I’m quite inexperienced when it comes to the technical aspects of designing and maintaining a blog, and I had no idea if my website host, ‘Justhost,’ would have a back-up of my entire site. After I sent an email to ‘Justhost’ for support, I received a generic response saying they’d get back to me within the hour. Great. I felt so helpless. I kept typing in the ‘Grateful Mama’ url to see if it would magically reappear, but it was futile. I had done some major damage.
I contacted a local Technological Wizard at my mother’s urging. (Thankfully, my mom had been here looking after the girls while I worked on my new website. She kept Pip and Fig occupied while I tried to hide my despair!) Mom was certain that a back-up would exist, but The Wizard just said, “Ouch,” when I explained exactly what I had done. He was sympathetic, but there was an awkward silence at the end of the line when I reported that I hadn’t backed-up my files.
During the hour that I was blog-less, I was surprised at the physical reaction I had. Nausea descended upon me, and I felt as though I was back in my first trimester of pregnancy. It wasn’t so much losing the site itself that made me feel ill; I have put hours into its’ creation, but it could be re-done. It was the thought of losing all of the stories. I’ve been writing for almost a year now, and I know that there is no way I could possibly remember the topics of 105 posts. I thought of how the girls seem to be changing every day, and it felt as though I hadn’t just deleted a website, I had deleted my memories.
I also wondered, during that hour, if I would be able to start from scratch. I wondered if I’d have the desire to do it all again, or if I would do things differently. I’ve learned a lot since last April, when I first began ‘The Grateful Mama.’ My dream was to generate some income for our family through writing and photography. I’m starting to realize that dream, but only when I write for, or photograph others. This site hasn’t generated a dime.

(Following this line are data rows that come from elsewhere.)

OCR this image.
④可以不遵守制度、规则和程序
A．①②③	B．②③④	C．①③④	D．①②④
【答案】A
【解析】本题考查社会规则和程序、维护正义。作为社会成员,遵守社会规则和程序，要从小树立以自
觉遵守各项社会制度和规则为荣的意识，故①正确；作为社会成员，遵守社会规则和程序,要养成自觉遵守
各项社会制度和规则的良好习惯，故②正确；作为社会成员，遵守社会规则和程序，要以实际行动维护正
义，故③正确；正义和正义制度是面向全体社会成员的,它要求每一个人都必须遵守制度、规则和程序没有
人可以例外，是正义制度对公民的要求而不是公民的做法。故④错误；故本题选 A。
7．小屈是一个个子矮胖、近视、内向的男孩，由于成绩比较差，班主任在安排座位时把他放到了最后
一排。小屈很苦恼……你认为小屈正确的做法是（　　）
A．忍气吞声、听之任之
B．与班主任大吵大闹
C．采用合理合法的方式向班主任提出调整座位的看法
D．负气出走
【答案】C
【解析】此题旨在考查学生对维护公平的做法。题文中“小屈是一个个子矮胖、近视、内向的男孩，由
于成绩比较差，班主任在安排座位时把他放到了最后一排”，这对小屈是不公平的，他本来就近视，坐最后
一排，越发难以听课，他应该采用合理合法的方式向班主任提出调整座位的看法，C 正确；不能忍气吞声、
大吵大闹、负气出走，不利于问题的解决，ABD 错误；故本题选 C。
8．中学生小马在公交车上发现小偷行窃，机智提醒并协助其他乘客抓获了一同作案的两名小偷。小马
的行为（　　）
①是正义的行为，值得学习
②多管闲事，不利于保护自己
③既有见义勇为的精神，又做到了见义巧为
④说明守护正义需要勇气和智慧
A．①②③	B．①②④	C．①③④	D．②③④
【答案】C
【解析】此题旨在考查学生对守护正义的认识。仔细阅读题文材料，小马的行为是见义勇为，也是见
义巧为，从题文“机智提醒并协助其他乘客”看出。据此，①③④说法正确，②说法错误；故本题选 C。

Yet I love it. It’s a thrill to connect with women in this way, and I know that I’d feel a piece of me was missing if it suddenly disappeared.
That was about the point when my more evolved-self took over and said to my frantic-self, “Wait a minute, Karen. It’s reality-check time. People are more important than things. You may have lost your stories about your girls, but YOU HAVE YOUR GIRLS!!! Even if it turns out that the site is lost forever, you will still feel like a whole, complete person with her beautiful memories in tact.”

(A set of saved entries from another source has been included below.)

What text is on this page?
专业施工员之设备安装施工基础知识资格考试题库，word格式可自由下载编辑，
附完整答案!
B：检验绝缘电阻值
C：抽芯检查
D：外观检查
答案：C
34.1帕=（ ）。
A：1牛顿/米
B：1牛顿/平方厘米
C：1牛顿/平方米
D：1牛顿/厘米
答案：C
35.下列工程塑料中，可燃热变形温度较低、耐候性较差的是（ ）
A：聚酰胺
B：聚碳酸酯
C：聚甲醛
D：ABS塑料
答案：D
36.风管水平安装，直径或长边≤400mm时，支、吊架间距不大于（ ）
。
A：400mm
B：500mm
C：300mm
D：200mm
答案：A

As soon as I came to that realization, I calmed down. And as soon as I calmed down, I received this in my inbox:
Hi Karen
You have completely corrupted your account by deleting all system config files from the root directory, you should never perform any actions outside of public_html/ that is a folder where all site’s files are to reside,
I have just restored your account from the backup we have created on Feb 16,
—
—
Kind regards,
Alexey Bryan,
Just Host
I immediately typed www.thegratefulmama.com and THERE IT WAS!!!! THE GRATEFUL MAMA HAD BEEN RESTORED!!! I typed a note to Alexey Bryan of JUSTHOST, professing my love for him and his entire web-hosting company.
Although I was emotionally exhausted after the hour of losing my site, (pun intended,) I was thankful for the experience, because it reminded me of a few very important things:
First and foremost; BACK IT UP!!!!
Second, people are more important than things.
And third, this blog has become a meaningful part of my life. Whether it’s lucrative or not, I love it. And that’s a good enough reason to keep it going.